The inspectors reviewed the charter for the assessment and observed the independent assessment team. The team consisted of six experienced individuals from other utilities and from consulting firms. The team concluded that employees at Point Beach readily identify problems, the station made good use of external resources on root cause evaluations, and the station Department Roll-up Meeting and performance indicator processes were good means for departments to regularly evaluate performance in corrective actions. For improvement, the team concluded that the station conducted too many apparent cause evaluations and not enough root cause evaluations, additional resources were needed in the Performance Assessment Group that manages the stations corrective action program, problems with the recently implemented corrective action program computer system were limiting the retrieval and analysis of information from the system, and three root cause evaluations in the radiation protection group were not being completed in a timely manner. The final report of the self-assessment and the proposed corrective actions will be reviewed during a future inspection.

.3 (Closed) NRC Temporary Instruction (TI) 2515/167: Assurance of Industry

implementation of Key Shutdown Voluntary Initiatives On September 18-20, 2006, the inspectors reviewed refueling outage documents and interviewed licensee personnel to verify the licensee was implementing the key voluntary shutdown initiatives as described in NUMARC 91-06, Guidelines for Industry Actions to Assess Shutdown Management, and in GL 88-17, Loss of Decay Heat Removal (Generic Letter No. 88-17) 10 CFR 50.54(f). Appropriate documentation of the results of this inspection was provided to NRC headquarters staff for further analysis, as required by the TI. This completes the Region III inspection TI requirements for the Point Beach Nuclear Plant.

4OA6 Meetings

.1 Exit Meeting

On October 4, 2006, the resident inspectors presented the inspection results to Mr. D. Koehl and members of his staff, who acknowledged the findings. The licensee did not identify any information, provided to or reviewed by the inspectors, as proprietary.

.2 Interim Exit Meetings

Interim exits were conducted for:

  • Public radiation safety radiological effluents, and the radiological environmental monitoring and radioactive material control programs with Mr. D. Koehl and other licensee staff on August 11, 2006;
  • Temporary Instruction 2515/167, Assurance of Industry Implementation of Key Shutdown Voluntary Initiatives with Mr. D. Koehl and other licensee staff on September 20, 2006.

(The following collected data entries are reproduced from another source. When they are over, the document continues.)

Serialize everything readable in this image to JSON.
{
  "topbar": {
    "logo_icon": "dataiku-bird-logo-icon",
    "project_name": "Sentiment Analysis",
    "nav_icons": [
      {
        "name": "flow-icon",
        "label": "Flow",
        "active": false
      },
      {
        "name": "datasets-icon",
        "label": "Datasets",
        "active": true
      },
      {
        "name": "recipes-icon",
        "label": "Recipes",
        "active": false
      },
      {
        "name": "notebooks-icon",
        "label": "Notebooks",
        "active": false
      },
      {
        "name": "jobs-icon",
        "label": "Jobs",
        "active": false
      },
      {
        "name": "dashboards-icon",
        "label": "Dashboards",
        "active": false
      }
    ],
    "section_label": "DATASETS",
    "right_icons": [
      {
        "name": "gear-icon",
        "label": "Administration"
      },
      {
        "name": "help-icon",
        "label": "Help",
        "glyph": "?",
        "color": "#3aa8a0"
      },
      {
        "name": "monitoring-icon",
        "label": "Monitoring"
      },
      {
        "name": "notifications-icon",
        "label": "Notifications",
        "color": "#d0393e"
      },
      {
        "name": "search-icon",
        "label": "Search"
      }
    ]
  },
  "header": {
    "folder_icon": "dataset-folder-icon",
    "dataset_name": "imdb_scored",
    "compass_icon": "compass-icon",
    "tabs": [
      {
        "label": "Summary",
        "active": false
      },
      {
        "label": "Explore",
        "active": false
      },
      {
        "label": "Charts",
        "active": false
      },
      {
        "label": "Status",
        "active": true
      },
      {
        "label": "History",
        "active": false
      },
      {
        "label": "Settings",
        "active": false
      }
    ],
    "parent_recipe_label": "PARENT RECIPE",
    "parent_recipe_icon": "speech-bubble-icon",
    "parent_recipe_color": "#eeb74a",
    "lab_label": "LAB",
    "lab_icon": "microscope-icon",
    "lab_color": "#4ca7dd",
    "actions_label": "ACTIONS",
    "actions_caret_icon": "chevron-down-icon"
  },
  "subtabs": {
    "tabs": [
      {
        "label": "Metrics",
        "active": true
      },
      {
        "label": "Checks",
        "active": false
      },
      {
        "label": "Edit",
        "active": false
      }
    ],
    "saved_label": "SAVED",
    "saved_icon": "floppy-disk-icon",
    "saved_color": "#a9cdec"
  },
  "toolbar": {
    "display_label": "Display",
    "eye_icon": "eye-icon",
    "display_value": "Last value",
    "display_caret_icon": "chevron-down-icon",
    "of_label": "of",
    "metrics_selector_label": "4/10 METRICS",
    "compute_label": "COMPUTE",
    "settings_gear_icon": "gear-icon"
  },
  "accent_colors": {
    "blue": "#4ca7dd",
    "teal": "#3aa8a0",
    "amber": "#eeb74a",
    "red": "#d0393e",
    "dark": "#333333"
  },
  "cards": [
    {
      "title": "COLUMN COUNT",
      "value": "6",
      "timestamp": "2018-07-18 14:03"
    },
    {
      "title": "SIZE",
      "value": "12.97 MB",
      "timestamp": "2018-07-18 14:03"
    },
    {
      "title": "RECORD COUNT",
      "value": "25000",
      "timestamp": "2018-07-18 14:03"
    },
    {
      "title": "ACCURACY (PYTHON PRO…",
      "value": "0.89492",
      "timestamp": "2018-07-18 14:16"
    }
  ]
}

4OA7 Licensee-Identified Violations

The following violation of very low safety significance (Green) was identified by the licensee and is a violation of NRC requirements which meets the criteria of Section VI of the NRC Enforcement Policy, NUREG-1600, for being dispositioned as an NCV.

Technical Specification 5.5.10., Ventilation Filter Testing Program, requires, in part, that a charcoal sample from the CREFS system shows a methyl iodide penetration of less than or equal to 1 percent. Contrary to this, a sample taken on May 2, 2006, demonstrated a methyl iodide penetration of 1.095 percent; a value greater than 1 percent. Based on the failed result, the CREFS system was declared inoperable and, as required by TS 3.7.9., was to be returned to an operable condition within 7 days from entering the LCO. The licensee-identified finding was entered into the corrective action program and was of very low safety significance.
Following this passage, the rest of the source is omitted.